Joined: April 2006
Allen MacNeill, here:
Vis-a-vis the list of "evolutionary mechanisms" at my blog (http://evolutionlist.blogspot.com/2007/10/rm-ns-creationist-and-id-strawman.html):
Actually, the list is intended mostly as a compendium of all of the major mechanisms known that cause phenotypic variation in populations. As Darwin first pointed out, evolution by natural selection has three prerequisites:
1) Variety: there must be real differences between individuals in a population;
2) Heredity: some of these variations must be heritable. Darwin said from parents to offspring (i.e. "vertical" heredity), but recent analyses indicate that "horizontal" heredity (via transformation, viral transduction, and some neo-Lamarkian processes – see Jablonka & Lam/2007/Evolution in Four Dimensions) are also valid mechanisms of heredity; and
3) Fecundity: individuals must reproduce, generally at a rate that exceeds replacement.
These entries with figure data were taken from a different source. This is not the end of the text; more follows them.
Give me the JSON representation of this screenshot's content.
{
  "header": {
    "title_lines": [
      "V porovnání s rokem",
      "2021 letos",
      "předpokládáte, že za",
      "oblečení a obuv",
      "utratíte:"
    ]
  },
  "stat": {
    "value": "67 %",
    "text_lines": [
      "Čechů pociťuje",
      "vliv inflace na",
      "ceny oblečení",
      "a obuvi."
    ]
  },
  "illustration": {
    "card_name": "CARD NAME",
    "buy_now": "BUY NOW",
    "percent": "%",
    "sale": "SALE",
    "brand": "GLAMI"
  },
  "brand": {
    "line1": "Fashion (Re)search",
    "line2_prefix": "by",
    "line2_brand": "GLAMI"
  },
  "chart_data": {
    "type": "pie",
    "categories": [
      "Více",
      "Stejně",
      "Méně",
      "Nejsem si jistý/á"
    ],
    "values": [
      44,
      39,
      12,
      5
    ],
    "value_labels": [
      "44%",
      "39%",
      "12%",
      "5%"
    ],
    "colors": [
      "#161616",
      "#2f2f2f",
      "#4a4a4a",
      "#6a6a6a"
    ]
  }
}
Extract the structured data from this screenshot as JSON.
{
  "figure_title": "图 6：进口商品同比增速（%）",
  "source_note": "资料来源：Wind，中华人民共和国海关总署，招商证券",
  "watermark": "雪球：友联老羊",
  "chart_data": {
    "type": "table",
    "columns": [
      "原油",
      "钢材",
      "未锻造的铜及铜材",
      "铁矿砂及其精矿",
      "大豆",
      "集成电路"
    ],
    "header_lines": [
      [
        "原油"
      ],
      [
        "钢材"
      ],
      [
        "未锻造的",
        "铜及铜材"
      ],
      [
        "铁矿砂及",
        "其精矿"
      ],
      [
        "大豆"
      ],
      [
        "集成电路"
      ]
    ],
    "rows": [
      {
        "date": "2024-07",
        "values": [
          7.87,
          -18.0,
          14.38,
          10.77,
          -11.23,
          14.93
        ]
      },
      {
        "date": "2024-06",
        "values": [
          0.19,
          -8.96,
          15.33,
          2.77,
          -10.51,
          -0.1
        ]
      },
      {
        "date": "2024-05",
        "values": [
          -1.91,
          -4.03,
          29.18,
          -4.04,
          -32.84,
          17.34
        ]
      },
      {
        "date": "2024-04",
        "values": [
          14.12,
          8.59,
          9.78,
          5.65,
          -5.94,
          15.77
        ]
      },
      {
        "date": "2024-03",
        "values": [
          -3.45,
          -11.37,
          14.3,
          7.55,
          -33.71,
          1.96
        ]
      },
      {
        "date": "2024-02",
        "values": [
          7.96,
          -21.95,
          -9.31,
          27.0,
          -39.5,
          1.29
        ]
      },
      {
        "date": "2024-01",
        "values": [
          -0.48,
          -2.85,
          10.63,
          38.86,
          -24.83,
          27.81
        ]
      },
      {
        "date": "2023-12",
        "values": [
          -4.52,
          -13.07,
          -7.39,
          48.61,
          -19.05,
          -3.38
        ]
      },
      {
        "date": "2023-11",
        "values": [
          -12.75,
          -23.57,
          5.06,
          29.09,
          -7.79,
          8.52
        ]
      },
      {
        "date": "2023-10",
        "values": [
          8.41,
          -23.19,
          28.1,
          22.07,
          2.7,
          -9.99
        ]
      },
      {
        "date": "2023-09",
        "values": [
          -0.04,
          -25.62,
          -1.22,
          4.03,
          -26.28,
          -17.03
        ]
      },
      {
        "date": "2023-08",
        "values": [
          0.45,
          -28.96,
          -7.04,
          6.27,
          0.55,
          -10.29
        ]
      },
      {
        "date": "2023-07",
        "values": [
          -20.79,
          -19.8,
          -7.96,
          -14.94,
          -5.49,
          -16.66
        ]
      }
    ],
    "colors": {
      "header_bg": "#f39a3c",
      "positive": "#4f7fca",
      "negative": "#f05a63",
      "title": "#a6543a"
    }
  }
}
Given these three prerequisites, the following outcome is virtually inevitable:
4) Non-random, unequal survival and reproduction – what Darwin called "natural selection."
The list at my blog was mostly concerned with the first of the prerequisites listed above; that is, the sources of variation between individuals in populations. As I pointed out in my blog, creationists (including IDers) generally refer to the theory of evolution (ToE) as consisting entirely of "random mutation and natural selection" (RM & NS). What my blog post was intended to illustrate was that neither of these are the case. Random mutation (defined the way most creationists define it, as single nucleotide point mutations in DNA) is only one (and not the most important) mechanism for producing variation within populations. There are at least 46 more, and each can be further subdivided into different, but related mechanisms.
Furthermore, natural selection isn't the only outcome of the three prerequisites. As any good evolutionary biologist knows, there are at least two other major processes – sexual selection (which some evolutionary biologists, including myself, consider to be functionally separate from simple natural selection) and random genetic drift (a la Sewall Wright). This leaves out other less common processes, such as meiotic drive, which also qualify as outcomes of the three prerequisites, but occur under more restricted circumstances.
Vis-a-vis "nested hierarchies":
It is the case that a general in an army cannot himself be a "nested hierarchy", but that is a logically trivial point. It is also the case that an army is clearly a nested hierarchy, and that a general commanding an army is part of that hierarchy, just like the pope is part of the nested hierarchy of the Roman Catholic church (from whence we originally got the term "hierarchy", by the way; the pope is the "hierophant" of the catholic "hierarchy").
Biological systems are perhaps the most obvious and paradigmatic examples of nested hierarchies in the natural world. However, they are not "perfect" nested hierarchies, at least at the level of gene sequences, as there is apparently a lot of pretty promiscuous horizontal gene transfer going on, even between kingdoms (e.g. bacteria and animals, even humans), which as Ford Doolittle has pointed out makes a single-rooted "tree of life" quite implausible.
Personally, I like to refer to life on Earth as the "mangrove of life", as there was apparently a lot of diversity fairly early one, with lots of horizontal gene transfer, followed by a "constriction" within the multicellular eukaryotes (probably as a result of the complexities of meiotic cell division), followed by another radiation into the four kingdoms (Protoctista, Fungi, Plantae, and Animalia).